Début décembre, la Grande-Bretagne, qui ne produit quasiment plus de charbon depuis l'ère Thatcher, annonce à son tour un vaste plan pour développer la gazéification souterraine du charbon, avec une petite complication supplémentaire. Il s'agit d'aller exploiter les gisements qui dorment sous le plancher de la mer du Nord, sur cinq sites offshore. Pour le gouvernement britannique, qui a accordé à la société Clean Coal les licences nécessaires au lancement des premières phases du projet, il s'agirait de répondre à 5% de la consommation nationale d'électricité. Les premières unités pourraient démarrer dès 2014-2015. Avec un coût de 175 millions d'euros par site. Ces deux initiatives s'inscrivent dans une phase de renouveau de la gazéification souterraine, pour laquelle des projets s'installent partout où se trouvent des réserves de charbon difficilement accessibles mais abondantes.

Une technologie plébiscitée par Lénine

C'est dans la Pravda, en 1913, que Lénine, qui n'était pas encore au pouvoir, publia un plaidoyer en faveur de la gazéification souterraine du charbon. Des objectifs repris vingt ans plus tard par les dirigeants de l'URSS, qui mettent alors en place, entre 1933 et 1940, un programme expérimental. Le programme débouche dans les années 60 sur la mise en œuvre d'une installation en Ouzbékistan, qui fonctionnera pendant plus de vingt ans.
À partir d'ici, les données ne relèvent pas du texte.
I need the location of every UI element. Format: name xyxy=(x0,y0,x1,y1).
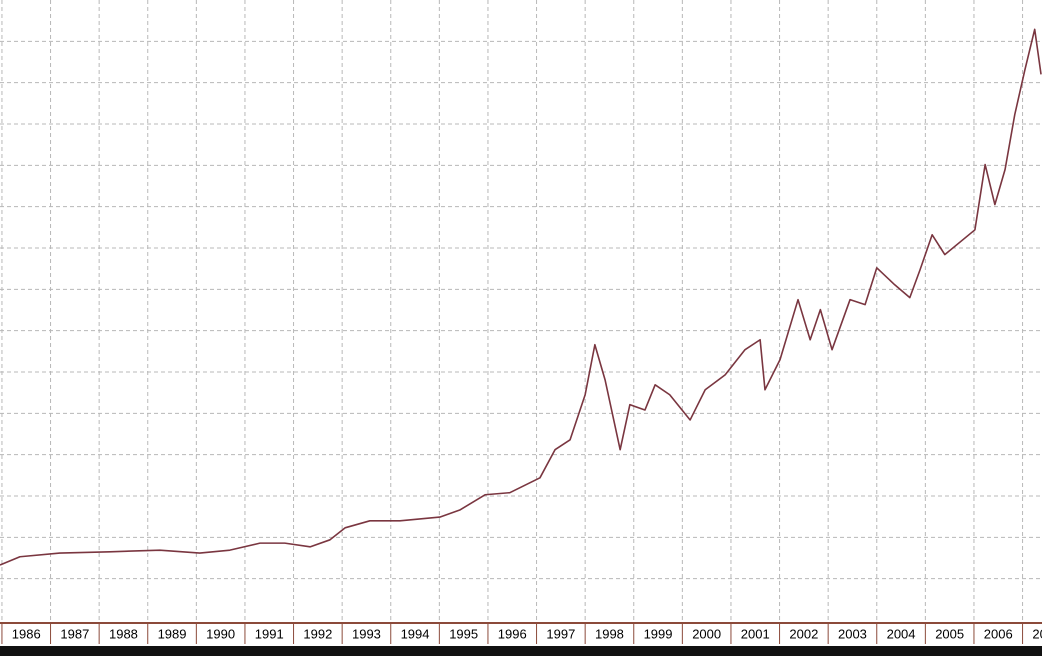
x-tick-label: 1998 xyxy=(595,626,624,641)
x-tick-label: 2002 xyxy=(789,626,818,641)
x-tick-label: 1989 xyxy=(158,626,187,641)
x-tick-label: 2001 xyxy=(741,626,770,641)
x-tick-label: 1987 xyxy=(60,626,89,641)
x-tick-label: 1994 xyxy=(401,626,430,641)
price-line xyxy=(0,28,1042,566)
x-tick-label: 2005 xyxy=(935,626,964,641)
x-tick-label: 1988 xyxy=(109,626,138,641)
x-tick-label: 1999 xyxy=(644,626,673,641)
x-tick-label: 2000 xyxy=(692,626,721,641)
x-tick-label: 2007 xyxy=(1032,626,1042,641)
x-tick-label: 1997 xyxy=(546,626,575,641)
x-tick-label: 1992 xyxy=(303,626,332,641)
x-tick-label: 2003 xyxy=(838,626,867,641)
x-tick-label: 2004 xyxy=(887,626,916,641)
x-tick-label: 1993 xyxy=(352,626,381,641)
x-tick-label: 1991 xyxy=(255,626,284,641)
bottom-bar xyxy=(0,646,1042,656)
x-tick-label: 1996 xyxy=(498,626,527,641)
x-tick-label: 1990 xyxy=(206,626,235,641)
x-tick-label: 2006 xyxy=(984,626,1013,641)
x-tick-label: 1995 xyxy=(449,626,478,641)
x-tick-label: 1986 xyxy=(12,626,41,641)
Au lendemain de la Seconde Guerre mondiale, l'exemple russe fait tache d'huile ; les États-Unis, l'Europe et le Japon expérimentent la gazéification. Mais elle ne pourra pas, alors, concurrencer le pétrole et le gaz, deux ressources abondantes et peu chères pendant les Trente Glorieuses. Depuis les chocs pétroliers, les expérimentations ont pourtant repris mais, à l'exception de l'Australie, elles n'avaient pas encore donné lieu à de véritables projets de grande ampleur.

Exploiter les gisements difficiles d'accès

Processus de base de la gazéification souterraine du charbon

Le principal intérêt de la gazéification souterraine est de permettre l'accès à des veines de charbon qui seraient autrement inexploitables : trop profondément enfouies ou situées en mer. Le procédé « zappe » en effet toute la phase d'exploitation minière et les dangers qui en résultent, aussi bien pour les mineurs que pour l'environnement. Au lieu de cela, il utilise les techniques de forage de l'exploitation pétrolière. Une fois le gisement caractérisé – forme et nature du charbon bien identifiées –, deux forages sont effectués. L'un des puits sert à injecter l'air et la vapeur à haute température et sous pression au cœur du gisement, et l'autre est utilisé pour récupérer le gaz produit par une série de réactions entre le charbon, l'oxygène de l'air et les molécules d'eau de la vapeur d'eau.

Le produit de ces réactions est en fait un mélange de gaz : de l'hydrogène (H2), du monoxyde de carbone (CO), du méthane (CH4) et du dioxyde de carbone (CO2). En fait, l'injection du mélange d'air et de vapeur à haute température doit être contrôlée précisément pour ne pas provoquer la combustion du charbon, mais le transformer en produit valorisable. Le gisement, lui, agit comme un véritable réacteur chimique : comme c'est un espace confiné, solide, il « contient » la réaction d'oxydation et permet d'augmenter la pression et la température. Depuis quelques années, l'exploitation de ces gisements profite des progrès effectués par l'industrie pétrolière. On maîtrise désormais les forages déviés qui permettent de modifier le lieu d'injection à l'intérieur du gisement pour oxyder au mieux l'ensemble de la veine.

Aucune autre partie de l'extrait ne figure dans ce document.